US Supreme Court DOMA Throw Down – Progress or Kabuki Theater?

The fact of the matter is that the IRS will continue to define marriage for US Taxpayers everywhere in that only one man and one woman married to each other can file an income tax return with the filing status of married/joint. This filing status, looked upon by the Service as one taxpaying unit is entitled to substantial tax benefits over and above all other filing statuses be it Single, Head of Household, Married/separate, or Widow. So from an income tax perspective today’s supreme court decision is really in my opinion little more than kabuki theater.

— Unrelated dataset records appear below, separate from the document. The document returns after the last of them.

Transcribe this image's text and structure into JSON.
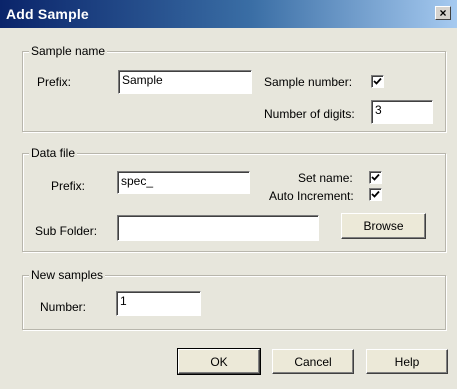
{
  "window": {
    "title": "Add Sample",
    "close_glyph": "×"
  },
  "sample_name": {
    "legend": "Sample name",
    "prefix_label": "Prefix:",
    "prefix_value": "Sample",
    "sample_number_label": "Sample number:",
    "sample_number_checked": true,
    "digits_label": "Number of digits:",
    "digits_value": "3"
  },
  "data_file": {
    "legend": "Data file",
    "prefix_label": "Prefix:",
    "prefix_value": "spec_",
    "set_name_label": "Set name:",
    "set_name_checked": true,
    "auto_increment_label": "Auto Increment:",
    "auto_increment_checked": true,
    "subfolder_label": "Sub Folder:",
    "subfolder_value": "",
    "browse_label": "Browse"
  },
  "new_samples": {
    "legend": "New samples",
    "number_label": "Number:",
    "number_value": "1"
  },
  "buttons": {
    "ok": "OK",
    "cancel": "Cancel",
    "help": "Help"
  }
}
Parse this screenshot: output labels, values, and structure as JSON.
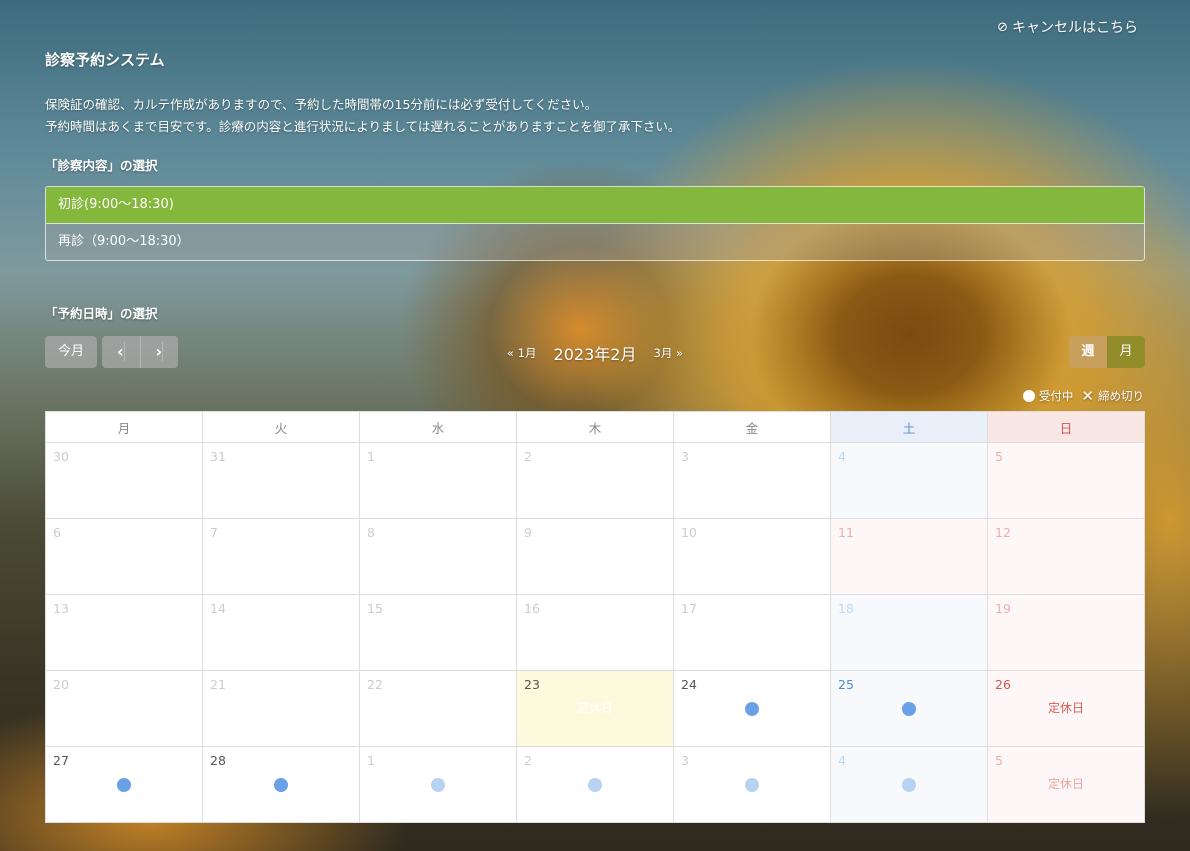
{
  "header": {
    "cancel_label": "キャンセルはこちら",
    "title": "診察予約システム"
  },
  "notice": {
    "line1": "保険証の確認、カルテ作成がありますので、予約した時間帯の15分前には必ず受付してください。",
    "line2": "予約時間はあくまで目安です。診療の内容と進行状況によりましては遅れることがありますことを御了承下さい。"
  },
  "menu_section": {
    "title": "「診察内容」の選択",
    "items": [
      {
        "label": "初診(9:00〜18:30)",
        "selected": true
      },
      {
        "label": "再診（9:00〜18:30）",
        "selected": false
      }
    ]
  },
  "date_section": {
    "title": "「予約日時」の選択"
  },
  "toolbar": {
    "today_label": "今月",
    "prev_icon": "chevron-left-icon",
    "next_icon": "chevron-right-icon",
    "prev_month": "1月",
    "current_month": "2023年2月",
    "next_month": "3月",
    "view_week": "週",
    "view_month": "月"
  },
  "legend": {
    "open_label": "受付中",
    "closed_label": "締め切り"
  },
  "calendar": {
    "weekdays": [
      "月",
      "火",
      "水",
      "木",
      "金",
      "土",
      "日"
    ],
    "weeks": [
      [
        {
          "day": "30",
          "status": ""
        },
        {
          "day": "31",
          "status": ""
        },
        {
          "day": "1",
          "status": ""
        },
        {
          "day": "2",
          "status": ""
        },
        {
          "day": "3",
          "status": ""
        },
        {
          "day": "4",
          "status": ""
        },
        {
          "day": "5",
          "status": ""
        }
      ],
      [
        {
          "day": "6",
          "status": ""
        },
        {
          "day": "7",
          "status": ""
        },
        {
          "day": "8",
          "status": ""
        },
        {
          "day": "9",
          "status": ""
        },
        {
          "day": "10",
          "status": ""
        },
        {
          "day": "11",
          "status": ""
        },
        {
          "day": "12",
          "status": ""
        }
      ],
      [
        {
          "day": "13",
          "status": ""
        },
        {
          "day": "14",
          "status": ""
        },
        {
          "day": "15",
          "status": ""
        },
        {
          "day": "16",
          "status": ""
        },
        {
          "day": "17",
          "status": ""
        },
        {
          "day": "18",
          "status": ""
        },
        {
          "day": "19",
          "status": ""
        }
      ],
      [
        {
          "day": "20",
          "status": ""
        },
        {
          "day": "21",
          "status": ""
        },
        {
          "day": "22",
          "status": ""
        },
        {
          "day": "23",
          "status": "定休日"
        },
        {
          "day": "24",
          "status": "open"
        },
        {
          "day": "25",
          "status": "open"
        },
        {
          "day": "26",
          "status": "定休日"
        }
      ],
      [
        {
          "day": "27",
          "status": "open"
        },
        {
          "day": "28",
          "status": "open"
        },
        {
          "day": "1",
          "status": "open"
        },
        {
          "day": "2",
          "status": "open"
        },
        {
          "day": "3",
          "status": "open"
        },
        {
          "day": "4",
          "status": "open"
        },
        {
          "day": "5",
          "status": "定休日"
        }
      ]
    ]
  }
}
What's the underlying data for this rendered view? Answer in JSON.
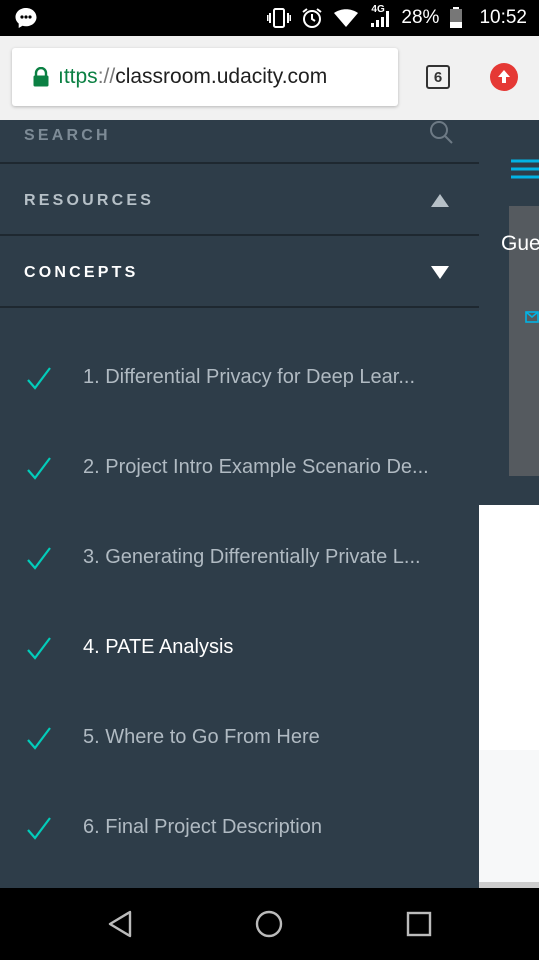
{
  "status_bar": {
    "network_label": "4G",
    "battery_pct": "28%",
    "time": "10:52"
  },
  "browser": {
    "url_scheme": "ıttps",
    "url_sep": "://",
    "url_host": "classroom.udacity.com",
    "tab_count": "6"
  },
  "page": {
    "hero_text": "Gue"
  },
  "drawer": {
    "search_label": "SEARCH",
    "resources_label": "RESOURCES",
    "concepts_label": "CONCEPTS",
    "concepts": [
      {
        "label": "1. Differential Privacy for Deep Lear...",
        "completed": true,
        "active": false
      },
      {
        "label": "2. Project Intro Example Scenario De...",
        "completed": true,
        "active": false
      },
      {
        "label": "3. Generating Differentially Private L...",
        "completed": true,
        "active": false
      },
      {
        "label": "4. PATE Analysis",
        "completed": true,
        "active": true
      },
      {
        "label": "5. Where to Go From Here",
        "completed": true,
        "active": false
      },
      {
        "label": "6. Final Project Description",
        "completed": true,
        "active": false
      }
    ]
  },
  "colors": {
    "drawer_bg": "#2e3d49",
    "check": "#02ccba",
    "url_scheme": "#0b8043",
    "upload_btn": "#e53935"
  }
}
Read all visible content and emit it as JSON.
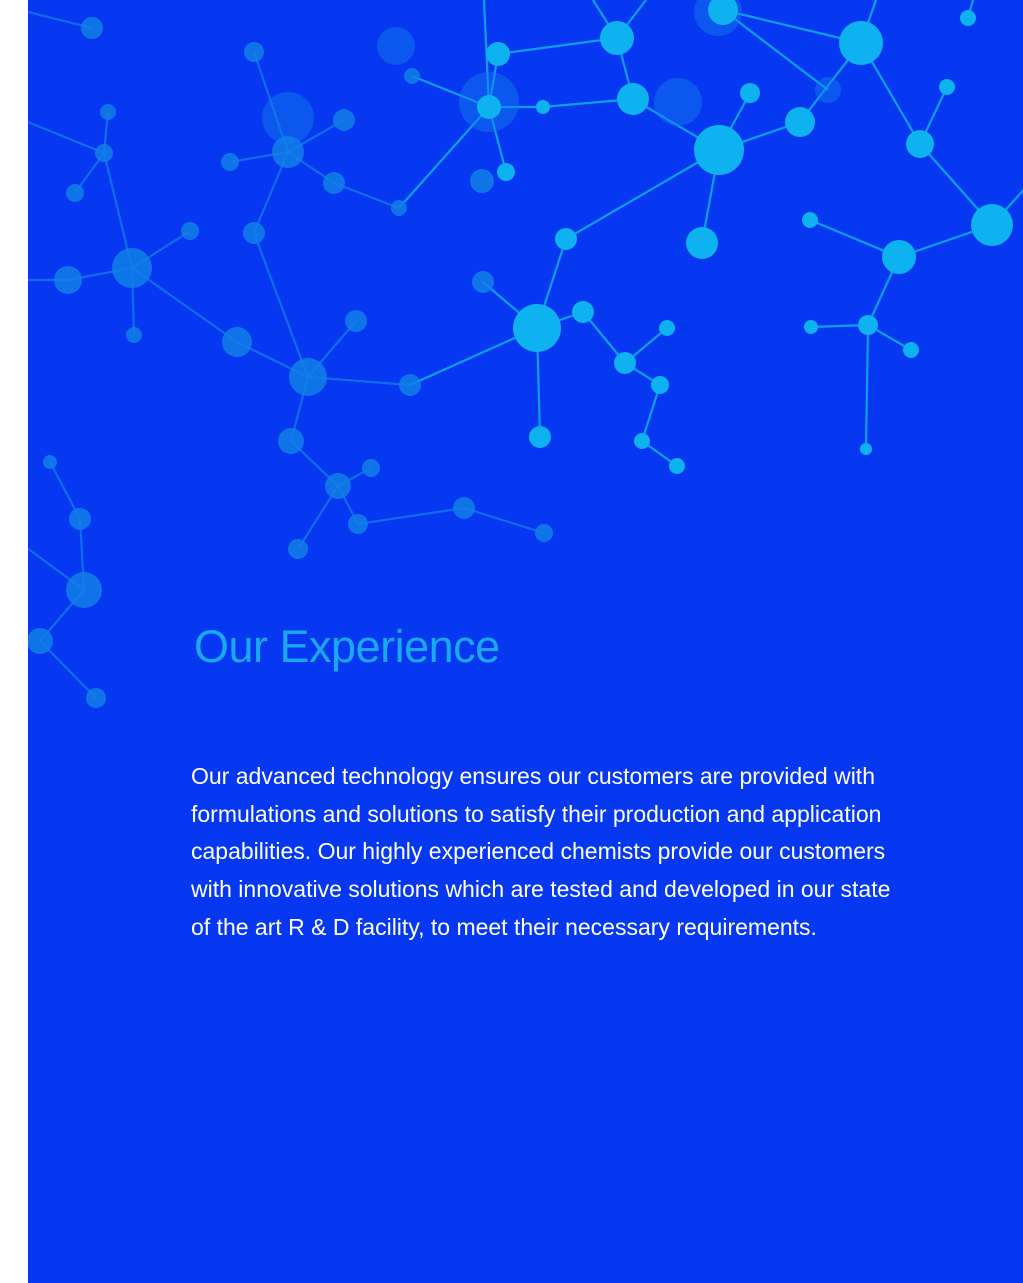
{
  "section": {
    "title": "Our Experience",
    "body": "Our advanced technology ensures our customers are provided with formulations and solutions to satisfy their production and application capabilities. Our highly experienced chemists provide our customers with innovative solutions which are tested and developed in our state of the art R & D facility, to meet their necessary requirements."
  },
  "colors": {
    "background": "#0638f2",
    "heading": "#1aa8f2",
    "body_text": "#ffffff",
    "molecule_light": "#0fb2f0",
    "molecule_mid": "#137fe8"
  },
  "decoration": {
    "background_graphic": "molecule-network-illustration"
  }
}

If you check out the IRS’ Interactive Tax Assistant to determine your filing status you will find it to be incredibly disingenuous if not unilaterally misleading as the Instructions for the 2012 IRS Form 1040 Income Tax Return clearly state under under filing status the following.

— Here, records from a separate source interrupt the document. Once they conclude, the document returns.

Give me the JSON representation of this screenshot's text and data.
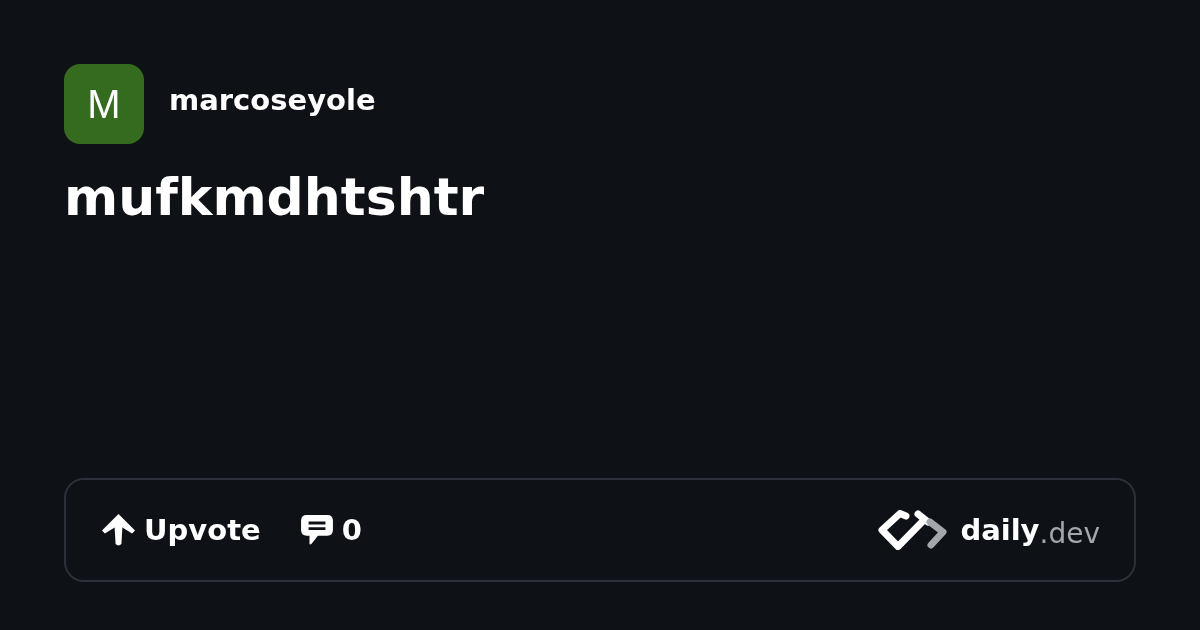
{
  "author": {
    "initial": "M",
    "name": "marcoseyole"
  },
  "title": "mufkmdhtshtr",
  "actions": [
    {
      "kind": "upvote",
      "label": "Upvote"
    },
    {
      "kind": "comments",
      "label": "0"
    }
  ],
  "logo": {
    "name": "daily",
    "suffix": ".dev"
  }
}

“For federal tax purposes a marriage means only a legal union between a man and a woman as husband and wife, and the word “spouse” means a person of the opposite sex who is a husband or a wife.” 

In my own humble opinion until you can check the box Married/Joint on an income tax return (box #2 under filing status) you are unfortunately NOT married for federal income tax purposes regardless of the Supreme Court’s decision today and I find it impossible at this time or any time in the near future that the IRS will be compelled to change their definition of the Married Filing Joint (MFJ) filing status.

A husband and wife filing jointly report their combined income and deduct their combined allowable expenses on one return. They can file a joint return even if only one had income or if they did not live together all year. However, both persons must sign the return. Once you file a joint return, you cannot choose to file separate returns for that year after the due date of the return.

There are of course some pitfalls to the Married Filing Joint (MFJ) filing status. If you file a joint return, both you and your spouse are generally responsible for the tax and interest or penalties due on the return. This means that if one spouse does not pay the tax due, the other may have to. Or, if one spouse does not report the correct tax, both spouses may be responsible for any additional taxes assessed by the IRS.